High rate of resistance-associated mutations in genes except katG have been reported which are match with our result and confirm our findings.
Acknowledgments
This study was part of the dissertation of Babak Farzam, submitted to Health Research Center, Baqiyatallah University of Medical Sciences, Tehran, Iran (Grant No. 1390) in partial fulfillment of the requirements for the MSc in microbiology.
Comments
Background
M. tuberculosis is an important pathogen and an important public health problem that occurs in numerous countries. Currently, the strains with MDR-TB are a complicate problem in these countries. Therefore it is necessary to design an efficient method for monitoring the level of drug resistance. In this study, authors attempted to design a rapid and efficient molecular method based on PCR-SSCP that can detect all the mutations in the katG and rpoB genes which contribute in MDR-TB phenotype. In addition, the authors compared their findings to results from sequencing and conventional methods among clinical isolates.
Research frontiers
M. tuberculosis is an important pathogen and an important public health problem that occurs in numerous countries especially Iran. Currently, the strains with MDR-TB are a complicate problem in Iran. Therefore it is necessary to design an efficient and fast method for monitoring the level of drug resistance.
Related reports
Cheng et al. studied a new Multi-PCR-SSCP assay for simultaneous detection of INH and RIF resistance in M. tuberculosis. Study of efficient method for monitoring the level of drug resistance in M. tuberculosis is very few in Tehran, Iran.

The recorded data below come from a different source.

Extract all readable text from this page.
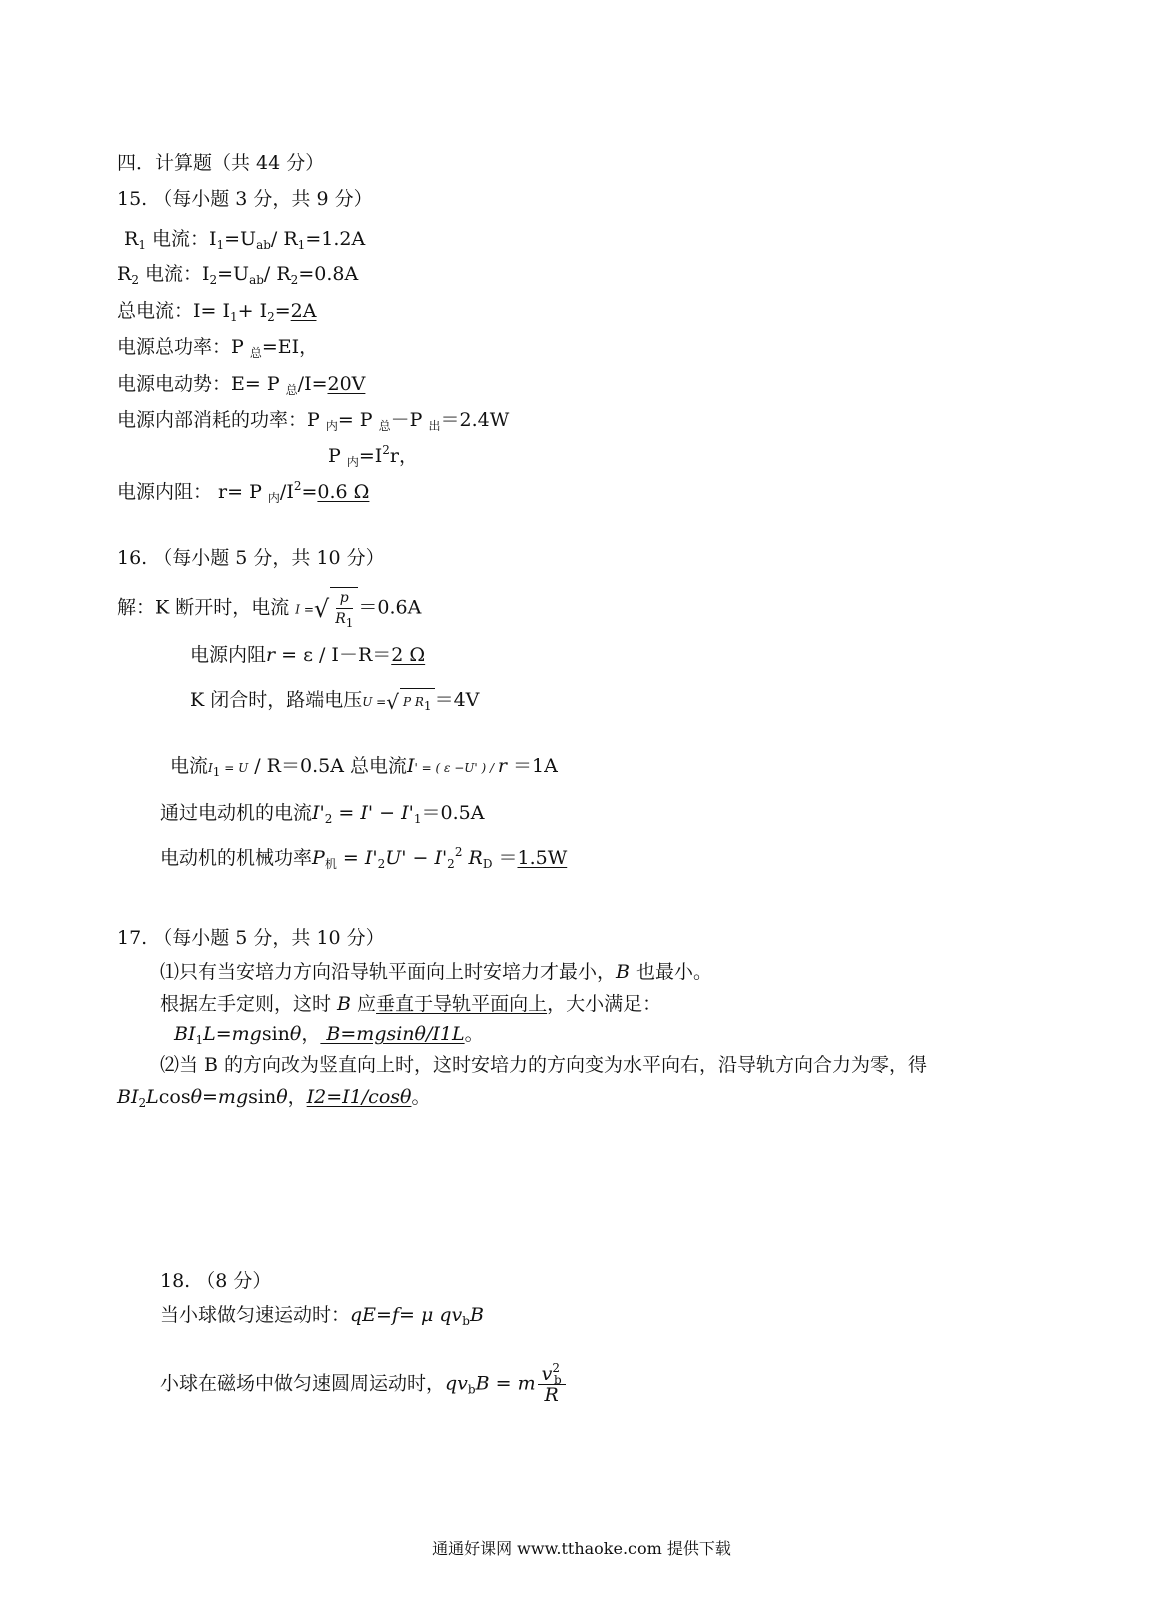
四．计算题（共 44 分）
15. （每小题 3 分，共 9 分）
$R_1$ 电流：$I_1=U_{ab}/$ $R_1=1.2A$
$R_2$ 电流：$I_2=U_{ab}/$ $R_2=0.8A$
总电流：$I= I_1+ I_2=2A$
电源总功率：P $_总$=EI，
电源电动势：E= P $_总$/I=20V
电源内部消耗的功率：P $_内$= P $_总$－P $_出$＝2.4W
P $_内=I^2r$，
电源内阻： r= P $_内/I^2=0.6$ Ω
16. （每小题 5 分，共 10 分）
解：K 断开时，电流 I =√ $\frac{p}{R_1} =0.6A$
电源内阻r = ε / I－R＝2 Ω
K 闭合时，路端电压U =√ P $R_1 =4V$
电流$I_1 = U / R=0.5A$ 总电流I' = ( ε −U' ) / r ＝1A
通过电动机的电流$I'_2 = I' - I'_1=0.5A$
电动机的机械功率$P_机 = I'_2U' - I'_2^2$ $R_D =1.5W$
17. （每小题 5 分，共 10 分）
⑴只有当安培力方向沿导轨平面向上时安培力才最小，B 也最小。
根据左手定则，这时 B 应垂直于导轨平面向上，大小满足：
$BI_1L=mgsin\theta$， B=mgsinθ/I1L。
⑵当 B 的方向改为竖直向上时，这时安培力的方向变为水平向右，沿导轨方向合力为零，得
$BI_2Lcos\theta=mgsin\theta$，I2=I1/cosθ。
18. （8 分）
当小球做匀速运动时：qE=f= μ $qv_bB$
小球在磁场中做匀速圆周运动时，$qv_bB = m \frac{v^2_b}{R}$
通通好课网 www.tthaoke.com 提供下载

Innovations and breakthroughs
In this study, the authors attempted to design a rapid and efficient molecular method based on PCR-SSCP that can detect all the mutations in the katG and rpoB genes which contribute in MDR-TB phenotype. In addition, the authors compared their findings to results from sequencing and conventional methods among clinical isolates in Iran.
Applications
Controlling and decreasing the rate of M. tuberculosis particularly the MDR-TB is a highlight subject that is aimed by public healthcare systems worldwide especially Iran. In this study, they designed PCR-SSCP method which is capable to detect mutations within two genes, the katG and rpoB genes, simultaneously during 13 h. In addition, this method can be done in laboratories with a limited equipment and space.
Peer review
This is a good study in which the authors evaluated PCR-SSCP method which is capable to detect mutations within two genes, the katG and rpoB genes, simultaneously during 13 h. The results are interesting and suggest that this method is a appropriate technique for rapid detection of MDR-M. tuberculosis from clinical specimens.
Footnotes
Foundation Project: Supported by Health Research Center, Baqiyatallah University of Medical Sciences, Tehran, Iran (Grant No. 1390).
Conflict of interest statement: We declare that we have no conflict of interest.